Phil Silvers (May 11, 1911 - November 1, 1985) was an American entertainer and comedy actor.
His best-known work is The Phil Silvers Show, a 1950s sitcom set on a US Army post in which he played Sergeant Bilko; the show was also often referred to by this name. He won a Tony Award for Top Banana in 1952 (it was turned into a film in 1954). The show's chief writer, Nat Hiken, was TV's first writer-producer, and Hiken helped set a high comic tone for the show through his inventive plots and snappy comedic repartee for the characters.
Born Philip Silversmith in Brooklyn, New York, Silvers was the youngest of eight children in a Russian Jewish family. His father was one of the workers on the early New York skyscrapers. Silvers started entertaining at age 11, when he would sing in theaters when the projector broke down (a common occurrence in those days). Two years later, he left school to sing professionally, before appearing in vaudeville as a stooge.
Silvers then landed work in short films, burlesque houses, and on Broadway, where he made his debut in the short-lived show Yokel Boy. The critics raved about Silvers, who was hailed as the bright spot in the mediocre play. He then wrote the revue High Kickers, until he went to Hollywood to star in films.
He made his film debut in Hit Parade of 1941 (1940) (his previous appearance as a pitch man in Strike Up the Band was cut). Over the next two decades, he appeared in character roles for MGM, Columbia, and 20th Century Fox, in such films as Lady Be Good, Coney Island, Cover Girl, and Summer Stock. When the studio system started collapsing, he then turned to television and more stardom in the role of Sgt. Ernie Bilko.
Throughout the 1960's, he appeared in films such as It's a Mad Mad Mad Mad World and A Funny Thing Happened on the Way to the Forum. He also guested on various variety shows such as The Carol Burnett Show, Rowan & Martin's Laugh-In, and The Dean Martin Show.
He famously starred as a guest in one of the famed British Carry On films, Follow That Camel (1967), as a Sergeant Bilko character in a spoof of the Foreign Legion films. Peter Rogers employed him to ensure the Carry On films' success in America.

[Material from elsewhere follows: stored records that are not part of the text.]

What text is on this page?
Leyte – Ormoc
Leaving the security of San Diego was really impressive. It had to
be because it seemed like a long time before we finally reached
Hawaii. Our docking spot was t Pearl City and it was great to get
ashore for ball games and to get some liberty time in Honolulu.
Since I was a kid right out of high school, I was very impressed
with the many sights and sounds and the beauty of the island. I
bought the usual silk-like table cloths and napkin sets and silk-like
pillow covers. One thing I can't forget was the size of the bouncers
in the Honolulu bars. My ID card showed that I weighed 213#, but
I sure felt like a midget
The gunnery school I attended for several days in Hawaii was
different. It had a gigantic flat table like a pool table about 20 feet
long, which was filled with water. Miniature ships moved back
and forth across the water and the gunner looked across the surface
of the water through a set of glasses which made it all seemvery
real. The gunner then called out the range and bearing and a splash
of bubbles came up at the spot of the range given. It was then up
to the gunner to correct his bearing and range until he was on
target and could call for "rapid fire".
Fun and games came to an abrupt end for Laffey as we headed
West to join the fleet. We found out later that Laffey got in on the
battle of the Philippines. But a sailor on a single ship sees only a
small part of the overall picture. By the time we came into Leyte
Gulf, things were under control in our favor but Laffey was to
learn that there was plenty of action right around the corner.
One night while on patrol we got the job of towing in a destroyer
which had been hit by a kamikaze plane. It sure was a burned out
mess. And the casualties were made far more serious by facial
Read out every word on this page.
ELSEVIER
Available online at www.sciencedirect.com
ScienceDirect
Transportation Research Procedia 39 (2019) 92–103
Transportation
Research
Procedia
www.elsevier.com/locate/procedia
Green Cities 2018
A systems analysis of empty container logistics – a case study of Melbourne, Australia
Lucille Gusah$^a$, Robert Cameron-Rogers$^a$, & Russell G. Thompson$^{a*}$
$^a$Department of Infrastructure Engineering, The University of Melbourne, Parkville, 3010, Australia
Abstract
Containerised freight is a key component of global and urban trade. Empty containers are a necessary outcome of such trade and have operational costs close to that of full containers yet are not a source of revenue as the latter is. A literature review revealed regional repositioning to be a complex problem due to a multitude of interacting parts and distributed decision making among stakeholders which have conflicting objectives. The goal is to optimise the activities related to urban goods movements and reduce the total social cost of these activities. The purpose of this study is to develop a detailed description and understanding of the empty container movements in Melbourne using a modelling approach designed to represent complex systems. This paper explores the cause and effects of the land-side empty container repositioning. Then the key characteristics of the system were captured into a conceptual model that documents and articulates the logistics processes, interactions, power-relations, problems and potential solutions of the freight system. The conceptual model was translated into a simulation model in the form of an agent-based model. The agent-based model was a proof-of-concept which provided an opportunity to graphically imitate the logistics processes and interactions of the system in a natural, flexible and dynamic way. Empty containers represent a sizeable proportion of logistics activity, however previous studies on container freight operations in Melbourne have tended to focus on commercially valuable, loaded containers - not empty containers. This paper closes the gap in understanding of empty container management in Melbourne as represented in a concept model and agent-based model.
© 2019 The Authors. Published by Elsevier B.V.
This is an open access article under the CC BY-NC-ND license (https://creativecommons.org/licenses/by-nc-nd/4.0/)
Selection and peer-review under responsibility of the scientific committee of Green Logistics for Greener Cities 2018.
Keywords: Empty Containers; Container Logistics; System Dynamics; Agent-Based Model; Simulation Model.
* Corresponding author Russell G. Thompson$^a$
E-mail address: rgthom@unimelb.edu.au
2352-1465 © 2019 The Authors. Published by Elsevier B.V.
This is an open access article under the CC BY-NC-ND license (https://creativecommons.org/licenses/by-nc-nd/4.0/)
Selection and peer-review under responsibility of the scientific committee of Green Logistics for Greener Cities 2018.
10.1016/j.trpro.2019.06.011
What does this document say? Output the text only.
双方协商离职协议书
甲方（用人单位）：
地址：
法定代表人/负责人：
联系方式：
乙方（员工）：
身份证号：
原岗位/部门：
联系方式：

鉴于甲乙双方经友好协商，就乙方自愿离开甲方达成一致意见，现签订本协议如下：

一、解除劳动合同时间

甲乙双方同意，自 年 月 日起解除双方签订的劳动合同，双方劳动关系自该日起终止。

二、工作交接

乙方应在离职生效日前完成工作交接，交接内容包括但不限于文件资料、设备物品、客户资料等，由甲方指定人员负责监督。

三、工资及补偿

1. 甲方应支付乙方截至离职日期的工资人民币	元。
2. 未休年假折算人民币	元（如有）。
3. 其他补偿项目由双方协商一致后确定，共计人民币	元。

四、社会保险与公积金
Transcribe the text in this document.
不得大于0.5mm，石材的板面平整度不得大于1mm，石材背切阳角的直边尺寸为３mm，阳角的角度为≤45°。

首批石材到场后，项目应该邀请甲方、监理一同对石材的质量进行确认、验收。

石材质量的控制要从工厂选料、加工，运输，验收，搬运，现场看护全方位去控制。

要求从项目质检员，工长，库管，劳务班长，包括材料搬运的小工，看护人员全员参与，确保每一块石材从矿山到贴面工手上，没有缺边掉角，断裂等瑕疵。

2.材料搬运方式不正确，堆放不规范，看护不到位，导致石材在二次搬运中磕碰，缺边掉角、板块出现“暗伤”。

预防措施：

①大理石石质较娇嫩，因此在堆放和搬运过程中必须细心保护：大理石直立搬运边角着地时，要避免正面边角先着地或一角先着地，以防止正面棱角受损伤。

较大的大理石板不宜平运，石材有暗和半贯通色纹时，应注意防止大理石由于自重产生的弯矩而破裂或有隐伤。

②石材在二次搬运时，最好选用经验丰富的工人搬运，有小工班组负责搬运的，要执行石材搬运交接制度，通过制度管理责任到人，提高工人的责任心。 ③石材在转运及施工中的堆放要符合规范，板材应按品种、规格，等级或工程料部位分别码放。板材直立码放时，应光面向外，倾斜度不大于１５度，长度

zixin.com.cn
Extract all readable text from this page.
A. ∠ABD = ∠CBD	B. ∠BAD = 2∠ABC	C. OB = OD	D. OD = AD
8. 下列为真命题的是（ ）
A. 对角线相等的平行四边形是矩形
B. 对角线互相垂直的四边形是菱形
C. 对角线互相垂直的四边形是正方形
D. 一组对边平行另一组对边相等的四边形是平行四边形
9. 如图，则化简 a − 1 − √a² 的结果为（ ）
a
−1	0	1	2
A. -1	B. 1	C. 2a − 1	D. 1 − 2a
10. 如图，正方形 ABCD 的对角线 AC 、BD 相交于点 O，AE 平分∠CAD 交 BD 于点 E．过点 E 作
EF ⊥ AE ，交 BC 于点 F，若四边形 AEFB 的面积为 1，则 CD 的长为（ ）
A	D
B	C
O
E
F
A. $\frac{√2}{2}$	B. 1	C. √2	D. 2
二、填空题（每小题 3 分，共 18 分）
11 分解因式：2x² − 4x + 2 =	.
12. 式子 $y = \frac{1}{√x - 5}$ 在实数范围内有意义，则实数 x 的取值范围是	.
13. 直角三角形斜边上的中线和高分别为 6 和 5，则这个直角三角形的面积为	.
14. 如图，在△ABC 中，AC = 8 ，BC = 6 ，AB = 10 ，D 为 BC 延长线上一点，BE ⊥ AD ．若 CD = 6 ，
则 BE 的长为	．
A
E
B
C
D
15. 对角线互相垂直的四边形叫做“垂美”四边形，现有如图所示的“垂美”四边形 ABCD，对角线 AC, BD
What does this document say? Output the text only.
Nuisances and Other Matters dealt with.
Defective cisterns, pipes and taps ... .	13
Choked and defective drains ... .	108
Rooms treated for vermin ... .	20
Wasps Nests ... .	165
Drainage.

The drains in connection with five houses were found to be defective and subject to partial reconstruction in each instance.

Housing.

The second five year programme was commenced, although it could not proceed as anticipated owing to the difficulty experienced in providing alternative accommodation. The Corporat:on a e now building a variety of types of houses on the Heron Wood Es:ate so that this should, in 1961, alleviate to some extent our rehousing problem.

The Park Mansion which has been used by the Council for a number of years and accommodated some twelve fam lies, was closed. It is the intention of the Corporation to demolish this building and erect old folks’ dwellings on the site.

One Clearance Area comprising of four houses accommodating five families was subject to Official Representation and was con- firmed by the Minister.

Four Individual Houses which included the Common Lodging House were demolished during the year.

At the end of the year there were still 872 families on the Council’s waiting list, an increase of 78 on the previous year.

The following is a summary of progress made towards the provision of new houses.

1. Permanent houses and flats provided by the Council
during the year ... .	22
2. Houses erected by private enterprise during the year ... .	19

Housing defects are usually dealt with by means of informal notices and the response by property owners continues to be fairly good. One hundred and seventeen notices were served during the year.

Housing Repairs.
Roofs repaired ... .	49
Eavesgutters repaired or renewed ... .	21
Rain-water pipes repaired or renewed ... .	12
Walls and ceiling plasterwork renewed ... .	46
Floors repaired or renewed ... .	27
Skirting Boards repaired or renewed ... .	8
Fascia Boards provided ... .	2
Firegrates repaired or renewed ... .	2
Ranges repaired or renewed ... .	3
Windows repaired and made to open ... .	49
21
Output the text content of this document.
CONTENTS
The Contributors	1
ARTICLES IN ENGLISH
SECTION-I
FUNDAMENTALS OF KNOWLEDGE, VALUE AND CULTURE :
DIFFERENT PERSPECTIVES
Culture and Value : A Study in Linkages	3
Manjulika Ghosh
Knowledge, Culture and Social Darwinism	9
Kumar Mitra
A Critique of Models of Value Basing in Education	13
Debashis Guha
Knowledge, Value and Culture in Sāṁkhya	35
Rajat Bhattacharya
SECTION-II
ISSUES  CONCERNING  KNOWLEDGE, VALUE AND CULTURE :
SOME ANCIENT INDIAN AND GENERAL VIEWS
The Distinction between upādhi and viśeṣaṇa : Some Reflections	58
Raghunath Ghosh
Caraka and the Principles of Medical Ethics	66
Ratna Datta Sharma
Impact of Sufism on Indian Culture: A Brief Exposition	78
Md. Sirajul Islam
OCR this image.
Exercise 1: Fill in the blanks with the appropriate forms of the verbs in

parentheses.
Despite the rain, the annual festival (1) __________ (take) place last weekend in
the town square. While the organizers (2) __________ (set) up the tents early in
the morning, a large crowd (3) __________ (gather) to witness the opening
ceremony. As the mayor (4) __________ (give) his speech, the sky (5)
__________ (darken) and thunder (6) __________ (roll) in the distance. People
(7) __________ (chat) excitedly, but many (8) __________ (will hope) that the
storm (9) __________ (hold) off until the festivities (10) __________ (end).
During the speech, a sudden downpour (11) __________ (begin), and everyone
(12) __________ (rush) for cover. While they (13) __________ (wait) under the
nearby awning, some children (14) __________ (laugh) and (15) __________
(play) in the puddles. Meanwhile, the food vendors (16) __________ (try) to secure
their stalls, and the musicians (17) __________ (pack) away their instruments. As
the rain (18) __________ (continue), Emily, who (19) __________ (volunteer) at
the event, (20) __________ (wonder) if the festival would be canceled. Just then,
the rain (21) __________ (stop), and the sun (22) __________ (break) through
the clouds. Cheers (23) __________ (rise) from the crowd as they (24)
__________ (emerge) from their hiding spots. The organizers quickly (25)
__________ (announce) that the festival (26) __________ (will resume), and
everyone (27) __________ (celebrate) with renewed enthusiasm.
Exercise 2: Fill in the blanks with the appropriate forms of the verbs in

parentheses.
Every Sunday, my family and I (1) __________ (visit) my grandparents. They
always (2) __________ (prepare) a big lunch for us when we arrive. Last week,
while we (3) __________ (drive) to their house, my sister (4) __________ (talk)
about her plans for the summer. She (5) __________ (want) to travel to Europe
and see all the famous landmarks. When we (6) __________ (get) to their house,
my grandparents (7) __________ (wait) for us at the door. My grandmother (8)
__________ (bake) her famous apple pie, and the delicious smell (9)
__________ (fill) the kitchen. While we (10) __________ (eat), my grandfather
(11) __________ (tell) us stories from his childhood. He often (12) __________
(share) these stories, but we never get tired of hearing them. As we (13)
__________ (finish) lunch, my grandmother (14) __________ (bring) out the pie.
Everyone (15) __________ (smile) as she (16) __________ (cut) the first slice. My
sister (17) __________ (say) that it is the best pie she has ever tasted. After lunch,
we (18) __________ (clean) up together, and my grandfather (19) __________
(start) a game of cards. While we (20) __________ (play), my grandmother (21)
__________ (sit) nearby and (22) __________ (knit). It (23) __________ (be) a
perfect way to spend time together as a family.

His salary was ┬ú30,000, the largest Carry On salary ever, only later met by the appearance of Elke Sommer in Carry On Behind (1975). Despite his appearance in the film, he didn't ensure the film's success on either side of the Atlantic.
Famed voice actor Daws Butler employed an impression of Silvers as the voice of the Hanna-Barbera cartoon character Hokey Wolf and also used the same voice in numerous cartoons for Jay Ward. Furthermore, the premise of The Phil Silvers Show was the basis for the Hanna-Barbera cartoon Top Cat.
Silvers was very ill in the last few years of his life, even though he continued work into the early 1980s in film and TV, including a cameo appearance on Happy Days as the father of "Jenny Piccolo" (played by his real-life daughter Cathy Silvers). He died in 1985 of a heart attack at the age of 74.
In a 2005 poll to find The Comedian's Comedian, he was voted #42 on the list of the top 50 comedy acts ever by fellow comedians and comedy insiders.